Publication Date

2010

Degree Name

MA in Social Justice in Intercultural Relations

First Advisor

Janaki Natarajan

Abstract

Each year an average 1.5 million Americans invest billions of dollars into the ever growing, relatively new phenomenon of short term missions. Pulpits cry out the message of life changing experiences for those "served" and those "serving", as millions of youth and young adults travel world to take part in global Church. The face of missions has changed dramatically since its inception in 1808. Without overlooking the history of Church missions, today's Christians have begun to reexamine the ways in which the Church must live out the message of Christ.

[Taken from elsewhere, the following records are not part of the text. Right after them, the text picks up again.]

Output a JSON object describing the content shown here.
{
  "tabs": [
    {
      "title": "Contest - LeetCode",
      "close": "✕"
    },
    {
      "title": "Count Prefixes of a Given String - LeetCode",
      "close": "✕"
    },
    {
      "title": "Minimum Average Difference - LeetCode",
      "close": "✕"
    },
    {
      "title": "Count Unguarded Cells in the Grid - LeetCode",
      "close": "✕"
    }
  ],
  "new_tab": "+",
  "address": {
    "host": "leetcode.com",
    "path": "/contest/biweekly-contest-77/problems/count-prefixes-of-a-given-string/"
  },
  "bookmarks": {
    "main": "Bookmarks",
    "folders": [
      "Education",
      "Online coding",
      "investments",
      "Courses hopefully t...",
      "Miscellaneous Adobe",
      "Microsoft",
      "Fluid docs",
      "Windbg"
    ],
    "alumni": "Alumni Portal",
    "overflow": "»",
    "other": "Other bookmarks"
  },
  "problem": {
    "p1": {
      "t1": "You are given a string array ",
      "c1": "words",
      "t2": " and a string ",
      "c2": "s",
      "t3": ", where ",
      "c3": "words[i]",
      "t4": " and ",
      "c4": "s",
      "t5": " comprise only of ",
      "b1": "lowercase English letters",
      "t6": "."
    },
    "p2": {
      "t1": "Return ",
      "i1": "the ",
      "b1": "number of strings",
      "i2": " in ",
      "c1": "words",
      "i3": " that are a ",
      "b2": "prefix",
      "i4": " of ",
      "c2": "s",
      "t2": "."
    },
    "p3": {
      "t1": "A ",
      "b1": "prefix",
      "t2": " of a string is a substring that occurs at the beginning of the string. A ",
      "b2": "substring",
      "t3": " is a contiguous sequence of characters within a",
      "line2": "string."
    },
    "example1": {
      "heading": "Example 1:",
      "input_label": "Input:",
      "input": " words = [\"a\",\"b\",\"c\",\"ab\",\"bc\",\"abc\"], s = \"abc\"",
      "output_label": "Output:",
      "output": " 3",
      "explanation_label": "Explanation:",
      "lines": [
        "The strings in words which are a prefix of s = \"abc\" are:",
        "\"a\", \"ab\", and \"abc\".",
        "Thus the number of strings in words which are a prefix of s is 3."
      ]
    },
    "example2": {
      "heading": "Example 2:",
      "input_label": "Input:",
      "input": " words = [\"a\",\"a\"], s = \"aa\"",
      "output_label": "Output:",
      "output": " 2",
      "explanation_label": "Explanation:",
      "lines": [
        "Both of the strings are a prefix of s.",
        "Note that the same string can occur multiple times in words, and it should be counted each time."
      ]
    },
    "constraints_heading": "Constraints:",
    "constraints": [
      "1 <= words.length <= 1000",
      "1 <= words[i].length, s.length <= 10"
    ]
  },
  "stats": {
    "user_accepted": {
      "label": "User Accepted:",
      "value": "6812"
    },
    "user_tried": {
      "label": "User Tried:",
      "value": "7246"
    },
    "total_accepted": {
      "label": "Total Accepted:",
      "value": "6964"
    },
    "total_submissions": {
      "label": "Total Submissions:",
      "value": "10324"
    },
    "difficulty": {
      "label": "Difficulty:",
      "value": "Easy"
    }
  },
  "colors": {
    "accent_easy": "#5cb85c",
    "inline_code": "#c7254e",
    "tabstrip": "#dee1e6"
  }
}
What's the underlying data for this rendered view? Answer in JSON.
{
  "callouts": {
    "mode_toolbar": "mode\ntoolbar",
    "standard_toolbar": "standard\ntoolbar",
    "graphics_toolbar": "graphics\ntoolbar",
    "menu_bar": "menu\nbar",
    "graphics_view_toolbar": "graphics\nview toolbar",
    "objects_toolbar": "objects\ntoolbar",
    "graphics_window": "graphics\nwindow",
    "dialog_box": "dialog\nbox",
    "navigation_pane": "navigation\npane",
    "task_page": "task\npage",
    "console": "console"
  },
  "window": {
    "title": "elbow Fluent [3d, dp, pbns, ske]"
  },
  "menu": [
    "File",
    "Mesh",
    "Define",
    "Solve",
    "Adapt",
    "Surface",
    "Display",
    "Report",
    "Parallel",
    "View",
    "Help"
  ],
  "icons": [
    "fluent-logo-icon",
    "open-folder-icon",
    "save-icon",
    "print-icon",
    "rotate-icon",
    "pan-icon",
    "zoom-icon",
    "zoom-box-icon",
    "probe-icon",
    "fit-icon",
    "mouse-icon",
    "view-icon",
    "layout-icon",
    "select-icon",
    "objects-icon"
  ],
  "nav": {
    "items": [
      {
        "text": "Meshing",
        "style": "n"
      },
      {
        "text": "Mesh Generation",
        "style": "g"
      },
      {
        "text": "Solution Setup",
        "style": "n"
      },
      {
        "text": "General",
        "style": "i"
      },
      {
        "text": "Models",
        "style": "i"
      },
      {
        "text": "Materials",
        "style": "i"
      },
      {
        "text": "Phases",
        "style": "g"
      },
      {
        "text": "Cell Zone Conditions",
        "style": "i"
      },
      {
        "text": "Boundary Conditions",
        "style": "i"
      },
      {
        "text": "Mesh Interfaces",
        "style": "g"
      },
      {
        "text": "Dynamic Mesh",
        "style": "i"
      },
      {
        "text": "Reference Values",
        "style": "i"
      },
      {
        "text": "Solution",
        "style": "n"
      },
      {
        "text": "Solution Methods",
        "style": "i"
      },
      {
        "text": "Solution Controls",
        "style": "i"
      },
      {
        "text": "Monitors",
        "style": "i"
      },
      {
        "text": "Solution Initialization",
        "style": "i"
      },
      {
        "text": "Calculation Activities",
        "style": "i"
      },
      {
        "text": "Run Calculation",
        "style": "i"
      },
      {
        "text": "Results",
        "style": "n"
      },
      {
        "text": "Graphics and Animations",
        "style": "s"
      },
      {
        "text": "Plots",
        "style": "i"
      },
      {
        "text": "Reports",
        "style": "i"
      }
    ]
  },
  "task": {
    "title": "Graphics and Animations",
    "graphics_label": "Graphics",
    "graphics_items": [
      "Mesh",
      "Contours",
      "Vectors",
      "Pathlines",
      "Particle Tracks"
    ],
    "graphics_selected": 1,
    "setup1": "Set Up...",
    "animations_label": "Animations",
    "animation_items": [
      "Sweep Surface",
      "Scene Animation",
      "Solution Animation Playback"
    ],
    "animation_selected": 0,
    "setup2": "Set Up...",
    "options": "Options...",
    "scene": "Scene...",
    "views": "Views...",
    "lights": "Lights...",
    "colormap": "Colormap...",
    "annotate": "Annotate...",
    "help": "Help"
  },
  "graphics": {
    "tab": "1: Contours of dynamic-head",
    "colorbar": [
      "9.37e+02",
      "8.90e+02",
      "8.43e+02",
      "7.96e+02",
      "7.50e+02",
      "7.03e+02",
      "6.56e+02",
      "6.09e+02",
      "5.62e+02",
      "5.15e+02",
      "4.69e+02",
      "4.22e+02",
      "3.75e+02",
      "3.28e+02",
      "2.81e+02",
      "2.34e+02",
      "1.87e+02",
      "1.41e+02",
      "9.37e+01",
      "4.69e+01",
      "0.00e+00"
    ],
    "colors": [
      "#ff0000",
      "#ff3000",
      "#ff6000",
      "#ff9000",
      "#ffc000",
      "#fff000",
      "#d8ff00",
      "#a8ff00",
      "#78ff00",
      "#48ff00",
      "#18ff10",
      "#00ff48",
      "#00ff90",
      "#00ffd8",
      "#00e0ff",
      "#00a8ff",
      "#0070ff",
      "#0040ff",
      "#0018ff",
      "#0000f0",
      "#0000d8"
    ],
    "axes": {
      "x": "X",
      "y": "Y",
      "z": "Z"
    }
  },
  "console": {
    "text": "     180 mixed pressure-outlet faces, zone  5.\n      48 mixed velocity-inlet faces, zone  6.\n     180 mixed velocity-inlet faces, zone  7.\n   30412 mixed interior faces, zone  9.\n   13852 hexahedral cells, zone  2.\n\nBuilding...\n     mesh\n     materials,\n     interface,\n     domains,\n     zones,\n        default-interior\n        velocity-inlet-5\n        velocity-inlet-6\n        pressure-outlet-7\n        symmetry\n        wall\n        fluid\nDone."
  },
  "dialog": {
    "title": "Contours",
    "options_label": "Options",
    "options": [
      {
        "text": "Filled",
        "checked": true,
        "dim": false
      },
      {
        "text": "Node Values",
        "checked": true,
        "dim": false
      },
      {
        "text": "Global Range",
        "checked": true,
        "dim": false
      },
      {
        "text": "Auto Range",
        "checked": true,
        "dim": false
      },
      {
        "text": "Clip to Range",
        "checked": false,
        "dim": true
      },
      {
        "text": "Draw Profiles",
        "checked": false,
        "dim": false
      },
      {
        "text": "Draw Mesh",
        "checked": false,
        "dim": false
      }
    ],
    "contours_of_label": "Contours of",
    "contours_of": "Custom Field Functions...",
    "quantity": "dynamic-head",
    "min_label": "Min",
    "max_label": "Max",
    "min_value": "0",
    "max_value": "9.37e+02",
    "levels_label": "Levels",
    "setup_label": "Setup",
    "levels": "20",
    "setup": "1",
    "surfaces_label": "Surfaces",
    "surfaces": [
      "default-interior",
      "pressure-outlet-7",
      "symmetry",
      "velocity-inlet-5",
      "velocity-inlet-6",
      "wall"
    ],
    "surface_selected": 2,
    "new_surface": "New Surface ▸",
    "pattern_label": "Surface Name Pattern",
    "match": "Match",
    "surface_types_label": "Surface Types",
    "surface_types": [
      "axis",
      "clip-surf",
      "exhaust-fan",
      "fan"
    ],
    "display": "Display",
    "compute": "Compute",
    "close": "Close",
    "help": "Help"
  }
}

This research seeks to explore the relationship between social action and faith formation amongst American university students actively involved in campus ministry. It will examine a revisioning of short term missions and its inclusion in a larger, longer term faith exploration. Through the use of qualitative analysis, pre and post mission surveys, and literature review covering topics on missions, social justice theory, and cultural theology - I will examine the ways in which social action and faith exploration were used to juxtapose as well as deepen the contemplative process of self-awareness as I led a group of college student on a missions trip to Kenya with the Episcopal Diocese of Kansas. In a research process that seeks to find the intersection between social action and faith exploration, the theoretical foundation of Freirean popular education is a great starting point for comparison to biblical teachings that speak of the Church as the “body of Christ”.

As Sulak Sivaraksa once said, “Religion is at the heart of social change, and social change is the essence of religion.” This research seeks to prove the symbiotic relationship social action and church ministry can play with one another.